I'm a big fan of Michael Mann and Johnny Depp, so I was expecting to like this movie, but after it was over I felt like I must have missed the point, or am otherwise too dense to understand what the film was trying to do.
I saw a film about a cop-killing, hostage-taking/kidnapping, human-shield-using criminal. Call me hypersensitive, but any of those three acts alone show total disregard for the value of human life. And for what, to rob banks because you "like nice clothes and fast cars?" What a scumbag.
The public decides to celebrity-worship this man merely because he's charming and handsome? Is that all? I think there was a quote about him not stealing the public's money. Were people so dense to think that, because Dillinger robbed from the bank vault, it wasn't the public's money? Or was society so depraved during the Depression that, as long as it's not coming out of _my_ wallet, it's glamorous and permissible? "I wish I could be like Dillinger and rob banks instead of working in a factory. What a dream!"
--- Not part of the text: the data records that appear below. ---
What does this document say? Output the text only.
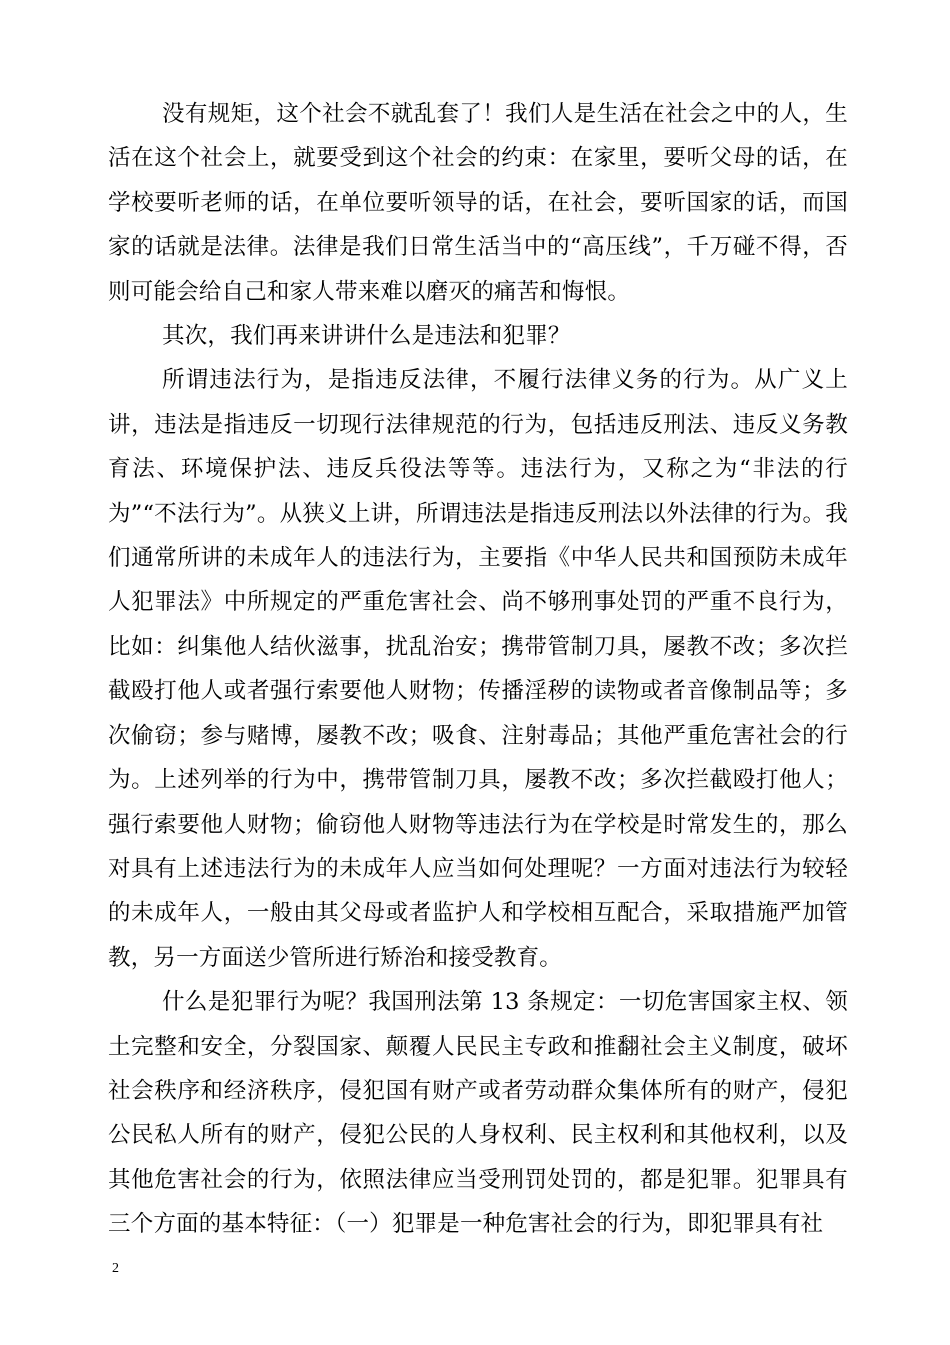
没有规矩，这个社会不就乱套了！我们人是生活在社会之中的人，生活在这个社会上，就要受到这个社会的约束：在家里，要听父母的话，在学校要听老师的话，在单位要听领导的话，在社会，要听国家的话，而国家的话就是法律。法律是我们日常生活当中的“高压线”，千万碰不得，否则可能会给自己和家人带来难以磨灭的痛苦和悔恨。

其次，我们再来讲讲什么是违法和犯罪？

所谓违法行为，是指违反法律，不履行法律义务的行为。从广义上讲，违法是指违反一切现行法律规范的行为，包括违反刑法、违反义务教育法、环境保护法、违反兵役法等等。违法行为，又称之为“非法的行为”“不法行为”。从狭义上讲，所谓违法是指违反刑法以外法律的行为。我们通常所讲的未成年人的违法行为，主要指《中华人民共和国预防未成年人犯罪法》中所规定的严重危害社会、尚不够刑事处罚的严重不良行为，比如：纠集他人结伙滋事，扰乱治安；携带管制刀具，屡教不改；多次拦截殴打他人或者强行索要他人财物；传播淫秽的读物或者音像制品等；多次偷窃；参与赌博，屡教不改；吸食、注射毒品；其他严重危害社会的行为。上述列举的行为中，携带管制刀具，屡教不改；多次拦截殴打他人；强行索要他人财物；偷窃他人财物等违法行为在学校是时常发生的，那么对具有上述违法行为的未成年人应当如何处理呢？一方面对违法行为较轻的未成年人，一般由其父母或者监护人和学校相互配合，采取措施严加管教，另一方面送少管所进行矫治和接受教育。

什么是犯罪行为呢？我国刑法第 13 条规定：一切危害国家主权、领土完整和安全，分裂国家、颠覆人民民主专政和推翻社会主义制度，破坏社会秩序和经济秩序，侵犯国有财产或者劳动群众集体所有的财产，侵犯公民私人所有的财产，侵犯公民的人身权利、民主权利和其他权利，以及其他危害社会的行为，依照法律应当受刑罚处罚的，都是犯罪。犯罪具有三个方面的基本特征：（一）犯罪是一种危害社会的行为，即犯罪具有社

2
I was lukewarm to Purvis, who just seemed like a flat "determined cop" character. But the epilogue line of him taking his own life over 20 years after killing Dillinger . . . am I supposed to believe that the trauma of killing Dillinger led to a suicide 20+ years later? Or is that just a throw-in line to make the viewers who were upset about Dillinger's death say "Ha! Serves you right copper!"
I can't imagine this is how Mann wanted me to feel during the movie, so what did I miss?